What is the value of teaching methodological tools with no inclusion of theoretical support that informs analysis? But what good is the theoretical when students struggle to learn arduous methodology in software like R Studio? Learning to program, from the outset, seems impossible. It is literally learning a new language, one that is mathematical and statistical. Andrew Goldstone articulates some very promising angles to approaching these dilemmas.
When it comes to having the methodological skillset, the big question is “so what?” What can you say about the visualization on your screen? I recently had this problem with my network analysis… okay, I curated data and created networks of characters that conversed with one another in Hamlet. What good is that for scholarship? Well, it is certainly good for my own personal scholarship. We all were told going into these Praxis assignments that the projects were more about getting experience with digital tools than necessarily revealing anything groundbreaking. You need to test the waters before you can commit to a full-on swan-dive. Goldstone understands this, but at the same time was teaching at the Ph.D. level where results mattered. His course sounded intensely painful but very rewarding at the same time.
My experience with R Studio is limited to one class I took. It is really hard software to learn because, beyond software functionality, there is also the problem of interpreting the R language and making it “do stuff” for you. In Goldstone’s fast-paced one-semester textual analysis course, the students sounded highly committed, intelligent and professional but that would be a given going into the design of the course from the outset, I mean they are Ph.D. students. How could he design pedagogy that would inform his students to create intelligent work and mobilize them to ask worthwhile questions of that work? In a very short time frame.
It seems that Goldstone had three major takeaways from his experience with this trial run of his course:
“1. Cultivating technical facility with computer tools—including programming
languages—should receive less attention than methodologies for analyzing
quantitative or aggregative evidence. Despite the widespread DH interest in the
former, it has little scholarly use without the latter.
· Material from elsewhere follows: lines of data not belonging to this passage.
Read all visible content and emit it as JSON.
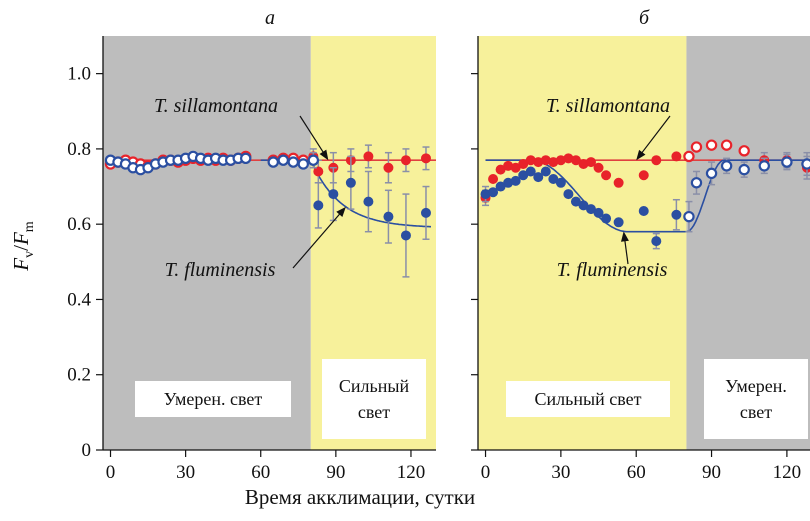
{
  "figure": {
    "xlabel": "Время акклимации, сутки",
    "ylabel_main": "F",
    "ylabel_sub_num": "v",
    "ylabel_sep": "/",
    "ylabel_sub_den": "m",
    "y_ticks": [
      "0",
      "0.2",
      "0.4",
      "0.6",
      "0.8",
      "1.0"
    ],
    "colors": {
      "gray_bg": "#bdbdbd",
      "yellow_bg": "#f7f19b",
      "red": "#e8232a",
      "blue": "#2b4fa1",
      "red_line": "#e04040",
      "blue_line": "#2b4fa1",
      "errorbar": "#8a8fa8"
    }
  },
  "chart_data": [
    {
      "type": "scatter",
      "panel_label": "а",
      "xlim": [
        -3,
        130
      ],
      "ylim": [
        0,
        1.1
      ],
      "x_ticks": [
        0,
        30,
        60,
        90,
        120
      ],
      "y_ticks": [
        0,
        0.2,
        0.4,
        0.6,
        0.8,
        1.0
      ],
      "regions": [
        {
          "x0": -3,
          "x1": 80,
          "fill": "gray",
          "label_lines": [
            "Умерен. свет"
          ]
        },
        {
          "x0": 80,
          "x1": 130,
          "fill": "yellow",
          "label_lines": [
            "Сильный",
            "свет"
          ]
        }
      ],
      "species_labels": [
        {
          "text": "T. sillamontana",
          "series": "T. sillamontana"
        },
        {
          "text": "T. fluminensis",
          "series": "T. fluminensis"
        }
      ],
      "series": [
        {
          "name": "T. sillamontana",
          "color": "red",
          "fit": {
            "type": "flat",
            "y": 0.77,
            "x0": 0,
            "x1": 130
          },
          "points": [
            {
              "x": 0,
              "y": 0.76,
              "open": true
            },
            {
              "x": 3,
              "y": 0.765,
              "open": true
            },
            {
              "x": 6,
              "y": 0.77,
              "open": true
            },
            {
              "x": 9,
              "y": 0.765,
              "open": true
            },
            {
              "x": 12,
              "y": 0.76,
              "open": true
            },
            {
              "x": 15,
              "y": 0.755,
              "open": true
            },
            {
              "x": 18,
              "y": 0.76,
              "open": true
            },
            {
              "x": 21,
              "y": 0.77,
              "open": true
            },
            {
              "x": 24,
              "y": 0.77,
              "open": true
            },
            {
              "x": 27,
              "y": 0.765,
              "open": true
            },
            {
              "x": 30,
              "y": 0.77,
              "open": true
            },
            {
              "x": 33,
              "y": 0.775,
              "open": true
            },
            {
              "x": 36,
              "y": 0.77,
              "open": true
            },
            {
              "x": 39,
              "y": 0.775,
              "open": true
            },
            {
              "x": 42,
              "y": 0.77,
              "open": true
            },
            {
              "x": 45,
              "y": 0.775,
              "open": true
            },
            {
              "x": 48,
              "y": 0.77,
              "open": true
            },
            {
              "x": 51,
              "y": 0.775,
              "open": true
            },
            {
              "x": 54,
              "y": 0.78,
              "open": true
            },
            {
              "x": 65,
              "y": 0.77,
              "open": true
            },
            {
              "x": 69,
              "y": 0.775,
              "open": true
            },
            {
              "x": 73,
              "y": 0.775,
              "open": true
            },
            {
              "x": 77,
              "y": 0.77,
              "open": true
            },
            {
              "x": 81,
              "y": 0.78,
              "open": false,
              "err": 0.02
            },
            {
              "x": 83,
              "y": 0.74,
              "open": false,
              "err": 0.03
            },
            {
              "x": 89,
              "y": 0.75,
              "open": false,
              "err": 0.04
            },
            {
              "x": 96,
              "y": 0.77,
              "open": false,
              "err": 0.03
            },
            {
              "x": 103,
              "y": 0.78,
              "open": false,
              "err": 0.03
            },
            {
              "x": 111,
              "y": 0.75,
              "open": false,
              "err": 0.04
            },
            {
              "x": 118,
              "y": 0.77,
              "open": false,
              "err": 0.03
            },
            {
              "x": 126,
              "y": 0.775,
              "open": false,
              "err": 0.03
            }
          ]
        },
        {
          "name": "T. fluminensis",
          "color": "blue",
          "fit": {
            "type": "decay",
            "y0": 0.77,
            "yinf": 0.59,
            "x_start": 80,
            "tau": 12,
            "x0": 60,
            "x1": 128
          },
          "points": [
            {
              "x": 0,
              "y": 0.77,
              "open": true
            },
            {
              "x": 3,
              "y": 0.765,
              "open": true
            },
            {
              "x": 6,
              "y": 0.76,
              "open": true
            },
            {
              "x": 9,
              "y": 0.75,
              "open": true
            },
            {
              "x": 12,
              "y": 0.745,
              "open": true
            },
            {
              "x": 15,
              "y": 0.75,
              "open": true
            },
            {
              "x": 18,
              "y": 0.76,
              "open": true
            },
            {
              "x": 21,
              "y": 0.765,
              "open": true
            },
            {
              "x": 24,
              "y": 0.77,
              "open": true
            },
            {
              "x": 27,
              "y": 0.77,
              "open": true
            },
            {
              "x": 30,
              "y": 0.775,
              "open": true
            },
            {
              "x": 33,
              "y": 0.78,
              "open": true
            },
            {
              "x": 36,
              "y": 0.775,
              "open": true
            },
            {
              "x": 39,
              "y": 0.77,
              "open": true
            },
            {
              "x": 42,
              "y": 0.775,
              "open": true
            },
            {
              "x": 45,
              "y": 0.77,
              "open": true
            },
            {
              "x": 48,
              "y": 0.77,
              "open": true
            },
            {
              "x": 51,
              "y": 0.775,
              "open": true
            },
            {
              "x": 54,
              "y": 0.775,
              "open": true
            },
            {
              "x": 65,
              "y": 0.765,
              "open": true
            },
            {
              "x": 69,
              "y": 0.77,
              "open": true
            },
            {
              "x": 73,
              "y": 0.765,
              "open": true
            },
            {
              "x": 77,
              "y": 0.76,
              "open": true
            },
            {
              "x": 81,
              "y": 0.77,
              "open": true,
              "err": 0.02
            },
            {
              "x": 83,
              "y": 0.65,
              "open": false,
              "err": 0.06
            },
            {
              "x": 89,
              "y": 0.68,
              "open": false,
              "err": 0.07
            },
            {
              "x": 96,
              "y": 0.71,
              "open": false,
              "err": 0.07
            },
            {
              "x": 103,
              "y": 0.66,
              "open": false,
              "err": 0.08
            },
            {
              "x": 111,
              "y": 0.62,
              "open": false,
              "err": 0.07
            },
            {
              "x": 118,
              "y": 0.57,
              "open": false,
              "err": 0.11
            },
            {
              "x": 126,
              "y": 0.63,
              "open": false,
              "err": 0.07
            }
          ]
        }
      ]
    },
    {
      "type": "scatter",
      "panel_label": "б",
      "xlim": [
        -3,
        130
      ],
      "ylim": [
        0,
        1.1
      ],
      "x_ticks": [
        0,
        30,
        60,
        90,
        120
      ],
      "y_ticks": [
        0,
        0.2,
        0.4,
        0.6,
        0.8,
        1.0
      ],
      "regions": [
        {
          "x0": -3,
          "x1": 80,
          "fill": "yellow",
          "label_lines": [
            "Сильный свет"
          ]
        },
        {
          "x0": 80,
          "x1": 130,
          "fill": "gray",
          "label_lines": [
            "Умерен.",
            "свет"
          ]
        }
      ],
      "species_labels": [
        {
          "text": "T. sillamontana",
          "series": "T. sillamontana"
        },
        {
          "text": "T. fluminensis",
          "series": "T. fluminensis"
        }
      ],
      "series": [
        {
          "name": "T. sillamontana",
          "color": "red",
          "fit": {
            "type": "flat",
            "y": 0.77,
            "x0": 0,
            "x1": 130
          },
          "points": [
            {
              "x": 0,
              "y": 0.67,
              "open": false,
              "err": 0.02
            },
            {
              "x": 3,
              "y": 0.72,
              "open": false
            },
            {
              "x": 6,
              "y": 0.745,
              "open": false
            },
            {
              "x": 9,
              "y": 0.755,
              "open": false
            },
            {
              "x": 12,
              "y": 0.75,
              "open": false
            },
            {
              "x": 15,
              "y": 0.76,
              "open": false
            },
            {
              "x": 18,
              "y": 0.77,
              "open": false
            },
            {
              "x": 21,
              "y": 0.765,
              "open": false
            },
            {
              "x": 24,
              "y": 0.77,
              "open": false
            },
            {
              "x": 27,
              "y": 0.765,
              "open": false
            },
            {
              "x": 30,
              "y": 0.77,
              "open": false
            },
            {
              "x": 33,
              "y": 0.775,
              "open": false
            },
            {
              "x": 36,
              "y": 0.77,
              "open": false
            },
            {
              "x": 39,
              "y": 0.76,
              "open": false
            },
            {
              "x": 42,
              "y": 0.765,
              "open": false
            },
            {
              "x": 45,
              "y": 0.75,
              "open": false
            },
            {
              "x": 48,
              "y": 0.73,
              "open": false
            },
            {
              "x": 53,
              "y": 0.71,
              "open": false
            },
            {
              "x": 63,
              "y": 0.73,
              "open": false
            },
            {
              "x": 68,
              "y": 0.77,
              "open": false
            },
            {
              "x": 76,
              "y": 0.78,
              "open": false
            },
            {
              "x": 81,
              "y": 0.78,
              "open": true
            },
            {
              "x": 84,
              "y": 0.805,
              "open": true
            },
            {
              "x": 90,
              "y": 0.81,
              "open": true
            },
            {
              "x": 96,
              "y": 0.81,
              "open": true
            },
            {
              "x": 103,
              "y": 0.795,
              "open": true
            },
            {
              "x": 111,
              "y": 0.77,
              "open": false,
              "err": 0.02
            },
            {
              "x": 120,
              "y": 0.77,
              "open": false,
              "err": 0.02
            },
            {
              "x": 128,
              "y": 0.75,
              "open": false,
              "err": 0.03
            }
          ]
        },
        {
          "name": "T. fluminensis",
          "color": "blue",
          "fit": {
            "type": "dip",
            "y0": 0.77,
            "ymin": 0.58,
            "x0": 0,
            "x_dip_start": 18,
            "x_dip_end": 80,
            "x_recover": 95,
            "x1": 130
          },
          "points": [
            {
              "x": 0,
              "y": 0.68,
              "open": false,
              "err": 0.02
            },
            {
              "x": 3,
              "y": 0.685,
              "open": false
            },
            {
              "x": 6,
              "y": 0.7,
              "open": false
            },
            {
              "x": 9,
              "y": 0.71,
              "open": false
            },
            {
              "x": 12,
              "y": 0.715,
              "open": false
            },
            {
              "x": 15,
              "y": 0.73,
              "open": false
            },
            {
              "x": 18,
              "y": 0.74,
              "open": false
            },
            {
              "x": 21,
              "y": 0.725,
              "open": false
            },
            {
              "x": 24,
              "y": 0.74,
              "open": false
            },
            {
              "x": 27,
              "y": 0.72,
              "open": false
            },
            {
              "x": 30,
              "y": 0.71,
              "open": false
            },
            {
              "x": 33,
              "y": 0.68,
              "open": false
            },
            {
              "x": 36,
              "y": 0.66,
              "open": false
            },
            {
              "x": 39,
              "y": 0.65,
              "open": false
            },
            {
              "x": 42,
              "y": 0.64,
              "open": false
            },
            {
              "x": 45,
              "y": 0.63,
              "open": false
            },
            {
              "x": 48,
              "y": 0.615,
              "open": false
            },
            {
              "x": 53,
              "y": 0.605,
              "open": false
            },
            {
              "x": 63,
              "y": 0.635,
              "open": false
            },
            {
              "x": 68,
              "y": 0.555,
              "open": false,
              "err": 0.02
            },
            {
              "x": 76,
              "y": 0.625,
              "open": false,
              "err": 0.04
            },
            {
              "x": 81,
              "y": 0.62,
              "open": true,
              "err": 0.04
            },
            {
              "x": 84,
              "y": 0.71,
              "open": true,
              "err": 0.03
            },
            {
              "x": 90,
              "y": 0.735,
              "open": true,
              "err": 0.03
            },
            {
              "x": 96,
              "y": 0.755,
              "open": true,
              "err": 0.02
            },
            {
              "x": 103,
              "y": 0.745,
              "open": true,
              "err": 0.02
            },
            {
              "x": 111,
              "y": 0.755,
              "open": true,
              "err": 0.02
            },
            {
              "x": 120,
              "y": 0.765,
              "open": true,
              "err": 0.02
            },
            {
              "x": 128,
              "y": 0.76,
              "open": true,
              "err": 0.03
            }
          ]
        }
      ]
    }
  ]
}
- Studying method requires pedagogically suitable material for study, but good
teaching datasets do not exist. It will require communal effort to create them on
the basis of existing research.
- Following the “theory” model, DH has typically been inserted into curricula as a
single-semester course. Yet as a training in method, the analysis of aggregate data
will undoubtedly require more time, and a different rationale, than that offered by
what Gerald Graff calls “the field-coverage principle” in the curriculum.”
When I took Digital Humanities courses at NYU, the layout of the program was much different than ours. In the first semester of their sequence, you are taking an Intro to Python course that proved to be very challenging, especially to people with little programming experience (like me), because like Goldstone’s course, it met once a week. I struggled with homework and went to office hours every Monday morning. I would have benefited from this back-end approach of learning to look at and analyze what is being quantified before being expected to create it on my own. Then, when I would go back to the programming course at a later time, I would know what to expect to come out of the “other end.”
In DH courses, the internet is our oyster, to mark Goldstone’s second point. In other words, it is all of our responsibility to keep an eye out for that perfect database that has everything we all need (does that exist?). Sometimes it does take being a little creative and problem-solvable, I had to make my Hamletdataset by hand, but is that the worse thing for an intro-level course?
There isn’t much to say about the third point other than as we already have drunk the Kool-Aid of this program, we know, one semester just won’t cut it. There are so many concepts, theories, methods, programs, languages, practitioners and articles to read. We are lucky to call our program home because we get the time we need to delve into all that.
While learning to work with data, we must learn not only how to make the data “do stuff” but know how to ask the right questions of it at the right time. Because as Goldstone points out, how can one be sure a “trend is real, and not a random fluctuation?” It’s fun to look at data and believe you are pointing something worthwhile out. It’s less fun to learn what you’re looking at isn’t actually interesting by someone that knows.
It is important to learn to program because another point Goldstone makes is when using GUI interfaces, you are limited to the confines of the system. He uses Voyant for an example. Without having knowledge of coding, you are literally locked out from asking questions other than what Voyant allows you to. Perhaps this is another weakness in the tool that could be addressed in our letter to Voyant (if that hasn’t happened already).
The problem with learning too much methodology at once is what scholarly good is it serving? A balance of the methodological and the theoretical is essential for keeping checks and balances. I know in my course with R Studio, there was a great deal of both. My professor was a proponent of being sure to include theoretical readings along with practical assignments every week. I learned a great deal, and this class is what turned me on to data and DH. It is only through understanding the theoretical that the methodological clicks in such a way that scholars can ask appropriate questions. This is a very important aspect of pedagogy to me and is something that is put into practice in our program.
And of course, Goldstone makes an excellent point in that having guided datasets for beginner students is a great way for one to get their feet wet; “so that instead of being forced to fish for interesting phenomena in an empty ocean, students can follow a trajectory from exploration to valid argument.” It is always helpful to have a guide, especially when learning something so new and complex as programming and any other kind of work with data.